Le Antichità di Milano – questo il titolo pensato per dare lustro alla meticolosa rassegna delle strutture, civili e religiose, che sostenevano l’organismo complesso e stratificato della vita della città – vanno dunque accostate come la punta emergente di una tradizione consolidata. Misurandosi con questo documento singolare della memoria storica di Milano al tempo di san Carlo e di Federico Borromeo, diventa possibile entrare nel cuore del laboratorio in cui si muovevano gli uomini di cultura del passato che hanno confezionato le scritture da cui sono scaturite anche le nostre Antichità. Si individuano i testi oggetto di esplicita citazione. Si avvia un confronto tra i materiali di partenza e il riuso che ne viene fatto inglobandoli nella materia di un censimento descrittivo dell’intera città, basato su un nuovo impianto. Affiorano fenomeni di prestito e di riciclaggio, approfondimenti originali, apporti inediti di conoscenze inattese. Si riesce così a reinserire le Antichità nel «comune universo culturale» che ne è stato il retroterra di ispirazione. Quello che a prima vista potrebbe apparire come un unicum eccezionale ritrova il suo posto nella genealogia di una erudizione soprattutto, ma non esclusivamente, ‘sacra’, interessata a vescovi e chiese, a feste, indulgenze, cerimonie, legati di messe, ma anche a ospedali, a elargizioni caritative, a scuole e collegi, a confraternite di laici. È questa la foresta intricata in cui il redattore delle Antichità sapeva muoversi in modo agile, integrando le informazioni ricavate dai libri con l’osservazione pratica sul campo. Tra la biblioteca e la piazza, si configurava un’esperienza diretta delle cose che poi il redattore del manoscritto fotografava nelle sue ‘memorie’, consegnate in eredità ai posteri.

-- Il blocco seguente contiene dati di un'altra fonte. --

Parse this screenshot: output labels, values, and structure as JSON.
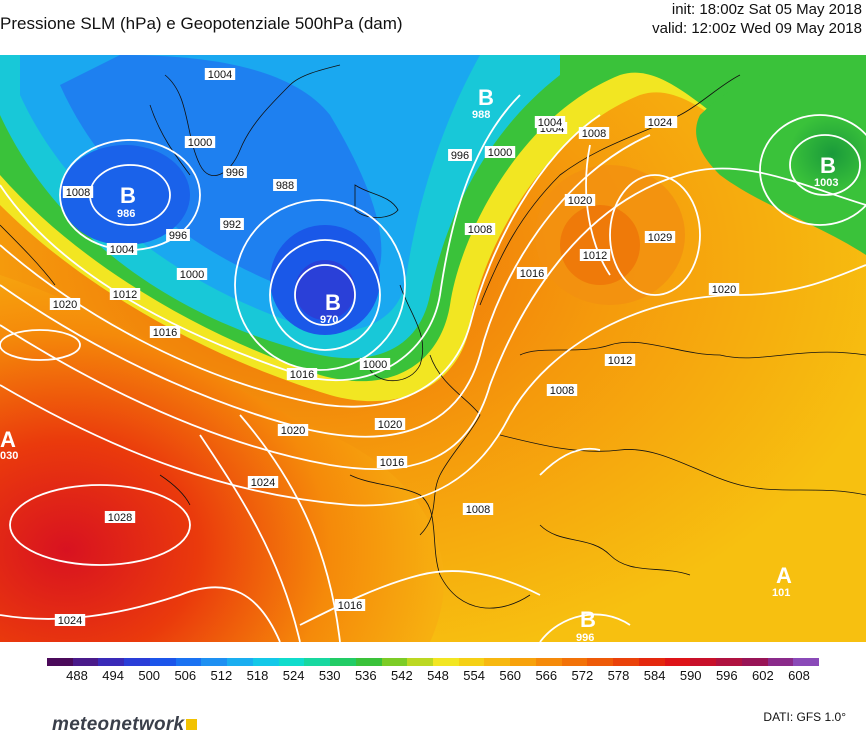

Resta un mistero insoluto l’identità precisa di chi ideò il progetto delle Antichità di Milano e lo portò avanti con un impegno prolungato nel tempo. Ma se sfuma la possibilità di rendere onore ai meriti dell’autore in carne e ossa, rimane per tutti l’opera in cui si condensò il suo amore per i tesori artistici e le glorie, non solo politiche e mondane, della grande comunità di popolo di cui egli si riconosceva figlio devoto.